September 2022 update:
If you haven't shopped for a new or used car in the past couple of years, you may be in for a rude awakening. A perfect storm of a worldwide pandemic, supply chain issues, a semiconductor chip shortage and vehicle shortages has drastically changed the auto market since 2020. Where there were once markdowns, there are now markups. It is not uncommon to pay over MSRP, and discounts are rare. This seller's market means that shoppers don't have much leverage in terms of negotiation. These days, if you don't like the price you're being offered, salespeople know that there will likely be someone else who will pay that price.
The article below was written before these changes occurred, when the market was much more stable and predictable. Dealerships were flush with cars and were often willing to negotiate for a reasonable discount. Since that is not currently the case, much of the advice here may not apply. That said, the current situation may not persist indefinitely. The car buying tactics below are still helpful for anyone shopping today.
If you want to buy a new or used car this year and potentially through 2023, you'll need to reset your expectations for what a "good deal" is. If you manage to find a dealership that is selling the vehicle at MSRP or "sticker" price, that is probably a win for you, though it's always a good idea to shop around and compare prices. Just be prepared to cast your net farther to see what other dealers are charging for the same vehicle. Dealer websites may not always list the correct price, which is why we recommend contacting the dealer directly to determine if there are any markups or unwanted dealer-added accessories. If all you find in your area is a glut of marked-up new cars, stay the course and know that even these inflated prices may still be negotiable.

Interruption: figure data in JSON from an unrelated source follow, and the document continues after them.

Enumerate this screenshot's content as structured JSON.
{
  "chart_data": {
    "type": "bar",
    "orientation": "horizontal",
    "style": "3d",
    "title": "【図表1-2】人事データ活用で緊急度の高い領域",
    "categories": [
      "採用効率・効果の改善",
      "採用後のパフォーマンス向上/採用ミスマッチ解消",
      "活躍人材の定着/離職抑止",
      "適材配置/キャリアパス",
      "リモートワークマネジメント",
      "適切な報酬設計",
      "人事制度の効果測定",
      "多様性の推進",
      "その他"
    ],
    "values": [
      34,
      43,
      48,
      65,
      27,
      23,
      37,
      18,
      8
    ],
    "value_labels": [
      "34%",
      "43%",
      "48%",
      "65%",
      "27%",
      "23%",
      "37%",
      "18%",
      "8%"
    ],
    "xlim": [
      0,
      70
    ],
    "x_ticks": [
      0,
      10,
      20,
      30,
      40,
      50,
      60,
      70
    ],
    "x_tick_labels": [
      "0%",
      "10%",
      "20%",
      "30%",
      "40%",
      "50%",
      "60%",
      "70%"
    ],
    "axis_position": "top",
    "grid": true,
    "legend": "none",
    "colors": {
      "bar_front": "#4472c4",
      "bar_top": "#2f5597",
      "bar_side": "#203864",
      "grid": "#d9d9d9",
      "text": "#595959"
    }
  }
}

Read our Car Buying Tips for 2022 for more detailed information.
For many people, the thought of negotiating with a dealership car salesperson fills them with dread. This feeling is partly because people see negotiating as confrontational, and they would prefer not to haggle. But with a change of perspective and a few simple negotiation tips, you can potentially save thousands of dollars off the sticker price when you buy your next new or used car.